The complete employment equation contains in addition profit distribution, the public sector, and foreign trade. Note that the Employment Law consists exclusively of measurable variables and is therefore directly testable.

The macroeconomic Profit Law for the elementary investment economy reads Qm=I−Sm=I−(Yw−C)=(I/Yw−1+rhoE)Yw. Legend: Qm monetary profit/loss, Sm monetary saving/dissaving. Macroeconomic profit is given as the difference between business sector investment and household sector saving.

Item (i) and (ii) cover the familiar arguments about aggregate demand. The factor cost ratio rhoF as defined in (iii) embodies the macroeconomic price mechanism. The fact of the matter is that overall employment INCREASES if the AVERAGE wage rate W INCREASES relative to average price P and productivity R. This is beyond the horizon of the micro-brained micro-economist.

See part 2

AXEC / E.K-H said...

Part 2

With regard to an increase of average productivity then follows (under the initial condition of I given and rhoE=1) that overall employment L DECLINES. In order to prevent this and to keep employment at the given level, the factor cost ratio rhoF=W/PR has to be kept constant. So, either the average wage rate W has to rise in lockstep with productivity or the average price P has to fall. In order to keep the price constant, the wage rate has always to move in lockstep with productivity.

So, as a matter of principle, the economic system can be held stable at any level of employment with no inflation/deflation. How this can be institutionalized is a separate question.

The employment L in the Employment Law is the sum of individual labor times as shown on Wikimedia.#5 Legend: L total employment per period/year in hours, U legal norm time, e.g. hours per day/week/year, lit individual factor for the i-th employee, i.e. lit less than 1 is part-time, lit greater than 1 is overtime, n number of employees.

If n is fixed at full employment (however specified), then a reduction of overall labor time L can be achieved either by a general reduction of the legal norm time U or a reduction of the individual factor lit or a combination of the two.
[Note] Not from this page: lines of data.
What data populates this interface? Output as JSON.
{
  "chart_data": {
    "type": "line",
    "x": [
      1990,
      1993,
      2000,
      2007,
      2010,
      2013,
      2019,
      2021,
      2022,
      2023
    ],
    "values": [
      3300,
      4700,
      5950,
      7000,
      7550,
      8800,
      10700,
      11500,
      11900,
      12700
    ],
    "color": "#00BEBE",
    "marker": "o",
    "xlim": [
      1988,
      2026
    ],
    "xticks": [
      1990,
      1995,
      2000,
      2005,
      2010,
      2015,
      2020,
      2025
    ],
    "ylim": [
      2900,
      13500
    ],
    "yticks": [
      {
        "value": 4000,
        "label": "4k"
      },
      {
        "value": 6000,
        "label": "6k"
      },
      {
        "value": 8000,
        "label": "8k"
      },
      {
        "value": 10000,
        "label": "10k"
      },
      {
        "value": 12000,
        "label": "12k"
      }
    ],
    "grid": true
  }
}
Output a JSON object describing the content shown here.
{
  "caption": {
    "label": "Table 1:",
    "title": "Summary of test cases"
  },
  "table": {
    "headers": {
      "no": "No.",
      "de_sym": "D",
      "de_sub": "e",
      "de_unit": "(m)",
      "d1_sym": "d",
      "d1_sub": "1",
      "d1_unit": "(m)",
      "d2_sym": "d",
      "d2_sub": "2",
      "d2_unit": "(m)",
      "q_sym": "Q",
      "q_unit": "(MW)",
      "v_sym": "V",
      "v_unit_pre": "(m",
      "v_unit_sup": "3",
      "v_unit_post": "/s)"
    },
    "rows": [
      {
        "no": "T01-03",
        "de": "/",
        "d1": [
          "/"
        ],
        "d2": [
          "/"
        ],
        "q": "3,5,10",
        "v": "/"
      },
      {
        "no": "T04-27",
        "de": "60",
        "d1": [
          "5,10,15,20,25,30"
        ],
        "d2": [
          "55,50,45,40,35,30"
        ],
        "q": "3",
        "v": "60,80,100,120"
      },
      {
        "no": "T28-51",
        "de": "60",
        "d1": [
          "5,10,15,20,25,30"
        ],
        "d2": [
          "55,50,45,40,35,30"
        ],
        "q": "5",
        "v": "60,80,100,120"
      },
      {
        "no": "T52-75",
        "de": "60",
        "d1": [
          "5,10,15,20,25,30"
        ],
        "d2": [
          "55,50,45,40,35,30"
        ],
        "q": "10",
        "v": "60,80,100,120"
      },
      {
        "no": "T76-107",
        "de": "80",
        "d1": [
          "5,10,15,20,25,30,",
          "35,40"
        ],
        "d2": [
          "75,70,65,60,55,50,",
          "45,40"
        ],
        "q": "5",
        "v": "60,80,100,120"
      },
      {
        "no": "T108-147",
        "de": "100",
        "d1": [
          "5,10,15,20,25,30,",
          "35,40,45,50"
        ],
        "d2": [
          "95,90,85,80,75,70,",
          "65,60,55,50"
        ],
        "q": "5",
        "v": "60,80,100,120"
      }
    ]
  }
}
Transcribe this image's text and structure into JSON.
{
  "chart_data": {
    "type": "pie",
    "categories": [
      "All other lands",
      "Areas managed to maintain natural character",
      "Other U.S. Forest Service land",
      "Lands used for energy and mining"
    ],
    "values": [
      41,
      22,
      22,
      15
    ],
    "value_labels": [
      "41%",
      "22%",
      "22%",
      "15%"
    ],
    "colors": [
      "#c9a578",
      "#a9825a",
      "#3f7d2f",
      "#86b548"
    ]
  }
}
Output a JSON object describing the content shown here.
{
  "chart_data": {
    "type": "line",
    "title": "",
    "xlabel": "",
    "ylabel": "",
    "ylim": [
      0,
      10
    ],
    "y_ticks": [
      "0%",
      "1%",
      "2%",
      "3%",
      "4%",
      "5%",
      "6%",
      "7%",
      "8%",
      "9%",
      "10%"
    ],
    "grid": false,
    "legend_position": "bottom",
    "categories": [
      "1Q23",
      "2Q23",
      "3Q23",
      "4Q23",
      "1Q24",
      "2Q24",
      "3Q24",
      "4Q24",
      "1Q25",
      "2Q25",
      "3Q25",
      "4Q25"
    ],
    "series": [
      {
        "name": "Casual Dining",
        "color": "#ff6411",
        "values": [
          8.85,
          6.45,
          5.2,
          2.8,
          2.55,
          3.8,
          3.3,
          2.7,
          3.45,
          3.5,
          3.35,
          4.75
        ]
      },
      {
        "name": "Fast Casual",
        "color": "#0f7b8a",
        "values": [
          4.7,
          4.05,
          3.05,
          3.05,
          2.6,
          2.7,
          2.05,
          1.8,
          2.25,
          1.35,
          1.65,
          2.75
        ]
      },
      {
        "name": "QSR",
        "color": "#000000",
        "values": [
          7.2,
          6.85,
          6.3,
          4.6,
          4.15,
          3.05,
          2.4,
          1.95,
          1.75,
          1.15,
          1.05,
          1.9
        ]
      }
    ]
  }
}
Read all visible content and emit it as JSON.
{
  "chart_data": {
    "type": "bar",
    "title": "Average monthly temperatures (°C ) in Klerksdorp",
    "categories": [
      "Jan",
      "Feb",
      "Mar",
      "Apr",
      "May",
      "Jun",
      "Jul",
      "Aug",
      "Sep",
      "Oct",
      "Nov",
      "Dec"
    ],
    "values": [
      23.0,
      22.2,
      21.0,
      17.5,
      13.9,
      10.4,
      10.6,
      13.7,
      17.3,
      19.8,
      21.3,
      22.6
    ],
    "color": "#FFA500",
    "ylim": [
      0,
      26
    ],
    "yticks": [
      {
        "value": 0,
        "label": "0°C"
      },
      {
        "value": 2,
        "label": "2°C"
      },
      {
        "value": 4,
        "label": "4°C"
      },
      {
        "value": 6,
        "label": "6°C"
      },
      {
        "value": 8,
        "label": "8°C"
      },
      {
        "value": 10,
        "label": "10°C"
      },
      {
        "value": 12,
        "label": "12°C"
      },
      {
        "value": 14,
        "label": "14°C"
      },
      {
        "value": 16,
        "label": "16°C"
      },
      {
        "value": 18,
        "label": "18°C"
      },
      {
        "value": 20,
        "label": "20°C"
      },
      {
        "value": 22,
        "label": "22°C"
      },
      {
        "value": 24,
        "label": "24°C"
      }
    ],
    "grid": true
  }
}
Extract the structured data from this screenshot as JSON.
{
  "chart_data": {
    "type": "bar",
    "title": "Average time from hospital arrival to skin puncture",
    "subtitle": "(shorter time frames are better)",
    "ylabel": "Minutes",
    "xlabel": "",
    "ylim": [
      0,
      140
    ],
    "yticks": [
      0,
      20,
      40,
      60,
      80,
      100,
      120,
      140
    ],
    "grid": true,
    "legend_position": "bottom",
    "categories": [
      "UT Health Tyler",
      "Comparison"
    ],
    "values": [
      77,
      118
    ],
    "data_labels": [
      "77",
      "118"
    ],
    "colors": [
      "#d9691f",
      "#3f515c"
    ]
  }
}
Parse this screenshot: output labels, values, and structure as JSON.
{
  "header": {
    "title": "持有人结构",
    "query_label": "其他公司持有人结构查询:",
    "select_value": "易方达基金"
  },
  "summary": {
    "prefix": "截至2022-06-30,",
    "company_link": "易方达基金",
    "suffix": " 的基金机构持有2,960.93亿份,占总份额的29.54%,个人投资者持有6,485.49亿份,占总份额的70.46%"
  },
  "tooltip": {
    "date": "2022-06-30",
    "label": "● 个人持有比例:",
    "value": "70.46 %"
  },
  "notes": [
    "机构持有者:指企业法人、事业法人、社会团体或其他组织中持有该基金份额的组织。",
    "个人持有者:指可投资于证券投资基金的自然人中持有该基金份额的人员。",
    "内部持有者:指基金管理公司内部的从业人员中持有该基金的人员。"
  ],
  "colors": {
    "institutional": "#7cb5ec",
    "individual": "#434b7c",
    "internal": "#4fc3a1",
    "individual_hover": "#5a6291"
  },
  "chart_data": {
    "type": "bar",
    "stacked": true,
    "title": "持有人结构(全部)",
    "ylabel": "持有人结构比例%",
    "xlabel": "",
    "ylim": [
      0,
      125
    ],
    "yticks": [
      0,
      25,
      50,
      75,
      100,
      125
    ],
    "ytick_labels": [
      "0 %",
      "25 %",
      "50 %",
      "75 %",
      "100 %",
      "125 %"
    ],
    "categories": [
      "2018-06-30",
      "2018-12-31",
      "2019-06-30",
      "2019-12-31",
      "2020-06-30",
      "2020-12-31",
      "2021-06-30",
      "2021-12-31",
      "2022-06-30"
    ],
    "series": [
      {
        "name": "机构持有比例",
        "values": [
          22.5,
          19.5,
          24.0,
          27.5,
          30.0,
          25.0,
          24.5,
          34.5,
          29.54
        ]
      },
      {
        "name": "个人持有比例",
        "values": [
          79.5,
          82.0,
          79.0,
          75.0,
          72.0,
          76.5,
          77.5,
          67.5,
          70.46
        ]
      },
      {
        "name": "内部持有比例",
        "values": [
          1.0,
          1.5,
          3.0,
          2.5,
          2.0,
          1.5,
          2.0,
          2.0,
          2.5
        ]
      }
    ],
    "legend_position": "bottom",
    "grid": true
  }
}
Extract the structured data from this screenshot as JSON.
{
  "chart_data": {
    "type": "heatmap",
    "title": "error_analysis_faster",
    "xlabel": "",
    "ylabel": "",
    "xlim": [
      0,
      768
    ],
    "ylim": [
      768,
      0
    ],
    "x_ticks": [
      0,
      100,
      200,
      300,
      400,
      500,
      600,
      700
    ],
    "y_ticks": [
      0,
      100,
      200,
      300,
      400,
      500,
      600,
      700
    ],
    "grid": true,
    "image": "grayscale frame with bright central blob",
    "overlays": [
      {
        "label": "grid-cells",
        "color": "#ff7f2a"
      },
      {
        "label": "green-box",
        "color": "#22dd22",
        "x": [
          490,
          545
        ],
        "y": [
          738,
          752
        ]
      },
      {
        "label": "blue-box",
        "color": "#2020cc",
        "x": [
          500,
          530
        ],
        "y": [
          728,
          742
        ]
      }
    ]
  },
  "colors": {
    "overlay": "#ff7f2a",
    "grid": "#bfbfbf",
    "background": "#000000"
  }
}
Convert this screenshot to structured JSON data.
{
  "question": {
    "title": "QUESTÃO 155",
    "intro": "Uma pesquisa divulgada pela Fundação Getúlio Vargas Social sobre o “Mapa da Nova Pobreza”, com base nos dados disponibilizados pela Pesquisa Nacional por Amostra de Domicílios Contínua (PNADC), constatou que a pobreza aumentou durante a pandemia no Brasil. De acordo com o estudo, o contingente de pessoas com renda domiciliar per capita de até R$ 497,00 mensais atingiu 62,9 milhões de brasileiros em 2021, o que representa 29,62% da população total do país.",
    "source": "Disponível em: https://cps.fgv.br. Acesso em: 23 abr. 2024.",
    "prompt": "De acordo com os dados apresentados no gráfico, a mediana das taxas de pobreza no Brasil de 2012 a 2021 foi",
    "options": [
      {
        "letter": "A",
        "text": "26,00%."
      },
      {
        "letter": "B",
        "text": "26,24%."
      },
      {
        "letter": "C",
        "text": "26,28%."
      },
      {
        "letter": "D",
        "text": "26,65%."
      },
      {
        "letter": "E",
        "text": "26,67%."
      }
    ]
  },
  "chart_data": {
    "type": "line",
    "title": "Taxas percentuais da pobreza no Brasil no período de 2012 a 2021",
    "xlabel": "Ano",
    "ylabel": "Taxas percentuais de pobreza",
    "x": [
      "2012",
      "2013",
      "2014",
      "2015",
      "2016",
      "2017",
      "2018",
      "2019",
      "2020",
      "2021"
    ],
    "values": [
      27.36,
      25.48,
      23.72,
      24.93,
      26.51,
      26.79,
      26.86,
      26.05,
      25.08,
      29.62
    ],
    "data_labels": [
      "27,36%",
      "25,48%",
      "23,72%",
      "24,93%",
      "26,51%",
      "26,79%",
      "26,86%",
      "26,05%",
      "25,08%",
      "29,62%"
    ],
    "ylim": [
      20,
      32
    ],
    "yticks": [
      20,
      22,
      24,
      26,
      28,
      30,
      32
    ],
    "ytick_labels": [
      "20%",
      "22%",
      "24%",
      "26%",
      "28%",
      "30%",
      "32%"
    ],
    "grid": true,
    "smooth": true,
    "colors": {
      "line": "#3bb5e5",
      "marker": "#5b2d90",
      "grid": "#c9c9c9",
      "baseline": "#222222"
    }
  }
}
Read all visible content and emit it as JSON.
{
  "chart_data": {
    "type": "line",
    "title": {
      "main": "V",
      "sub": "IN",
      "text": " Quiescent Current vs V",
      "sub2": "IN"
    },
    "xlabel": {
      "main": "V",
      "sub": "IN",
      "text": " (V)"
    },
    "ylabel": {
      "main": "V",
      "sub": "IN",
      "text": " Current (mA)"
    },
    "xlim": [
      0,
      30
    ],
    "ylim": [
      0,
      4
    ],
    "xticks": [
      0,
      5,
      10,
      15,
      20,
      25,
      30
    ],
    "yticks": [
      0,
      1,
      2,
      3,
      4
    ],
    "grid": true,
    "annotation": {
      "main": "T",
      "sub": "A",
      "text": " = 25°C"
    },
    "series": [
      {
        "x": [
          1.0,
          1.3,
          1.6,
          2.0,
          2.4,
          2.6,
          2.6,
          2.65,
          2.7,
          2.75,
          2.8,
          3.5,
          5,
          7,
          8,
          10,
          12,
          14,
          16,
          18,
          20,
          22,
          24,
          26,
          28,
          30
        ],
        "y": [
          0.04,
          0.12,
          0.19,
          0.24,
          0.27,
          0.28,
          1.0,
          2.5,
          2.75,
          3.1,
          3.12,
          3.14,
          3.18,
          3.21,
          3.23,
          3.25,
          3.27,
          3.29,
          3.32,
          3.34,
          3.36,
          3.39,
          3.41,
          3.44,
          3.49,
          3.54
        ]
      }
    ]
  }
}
So, the macroeconomic Employment Law gives one all the set screws (aggregate demand, macroeconomic price mechanism, labor time setting) to realize any level of overall economic activity in the monetary economy.

The at any time possible stabilization of employment at a level that has to be determined by the legitimate sovereign makes the whole blather about the minimum wage, buffer stocks, and reserve armies superfluous.#6

Egmont Kakarot-Handtke

#1 Mass unemployment: The joint failure of orthodox and heterodox economics
http://axecorg.blogspot.de/2017/01/mass-unemployment-joint-failure-of.html

#2 For details of the big picture see cross-references Employment
http://axecorg.blogspot.de/2015/08/employmentphillips-curve-cross.html

#3 The macrofoundations approach starts with three systemic axioms: (A0) The objectively given and most elementary configuration of the economy consists of the household and the business sector which in turn consists initially of one giant fully integrated firm. (A1) Yw=WL wage income Yw is equal to wage rate W times working hours. L, (A2) O=RL output O is equal to productivity R times working hours L, (A3) C=PX consumption expenditure C is equal to price P times quantity bought/sold X. For a start it holds X=O.

#4 Wikimedia, Employment Law
https://commons.wikimedia.org/wiki/File:AXEC62.png

#5 Wikimedia, Employment, differentiated labor input
https://commons.wikimedia.org/wiki/File:AXEC93.png

#6 The minimum wage debate: a showpiece of economists’ hereditary idiocy
https://axecorg.blogspot.de/2017/06/the-minimum-wage-debate-showpiece-of.html

AXEC / E.K-H said...

Ralph Musgrave

Employment theory is macro. Your electrician example is micro. You are completely lost in the supply-demand-equilibrium woods.